Automate the process of approving machine learning models with Amazon SageMaker Model Registry and Amazon SageMaker Pipelines.

Innovations in artificial intelligence (AI) and machine learning (ML) are leading organizations to reevaluate the possibilities that these technologies can offer. However, deploying these models at an enterprise scale presents challenges, especially in terms of meeting security and governance requirements. In this context, MLOps is presented as a critical solution by automating governance processes, reducing the time needed to bring proof of concepts to production environments, and ensuring the quality of deployed models.

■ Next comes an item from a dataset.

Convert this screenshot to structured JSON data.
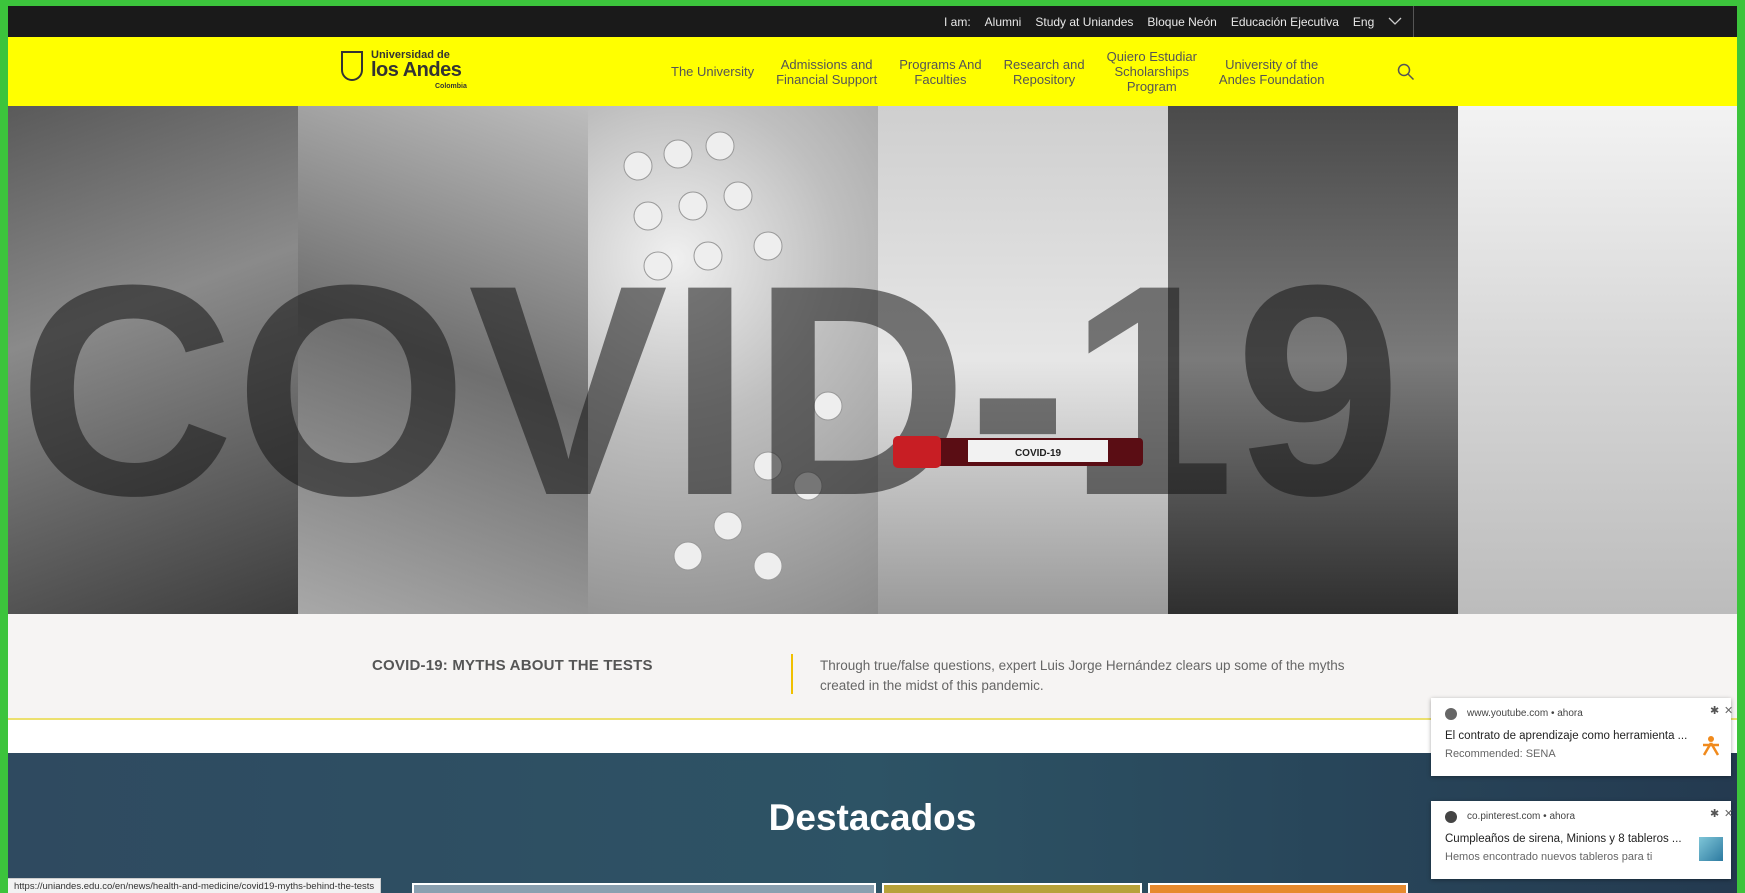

ML models in production are not static artifacts; they reflect the environment in which they are deployed and therefore require exhaustive monitoring mechanisms to ensure model quality, absence of biases, and feature importance. Organizations often want to implement additional checks to ensure that the model meets their organizational standards before deployment. Automating these checks allows for regular and consistent repetitions, rather than relying on sporadic manual checks.

This article illustrates how to use common architectural principles to transition from a manual monitoring process to an automated one using AWS services such as Amazon SageMaker Model Registry and Amazon SageMaker Pipelines. This enables organizations to deliver innovative solutions to their clients while maintaining compliance in their ML workloads.

As AI becomes ubiquitous, its use in sensitive contexts, such as interacting with users through chatbots in tax agencies, raises the need for these systems to align with organizational guidelines. In this scenario, organizations may have dozens or even hundreds of models in production, and require robust mechanisms to ensure that each model is properly reviewed before deployment.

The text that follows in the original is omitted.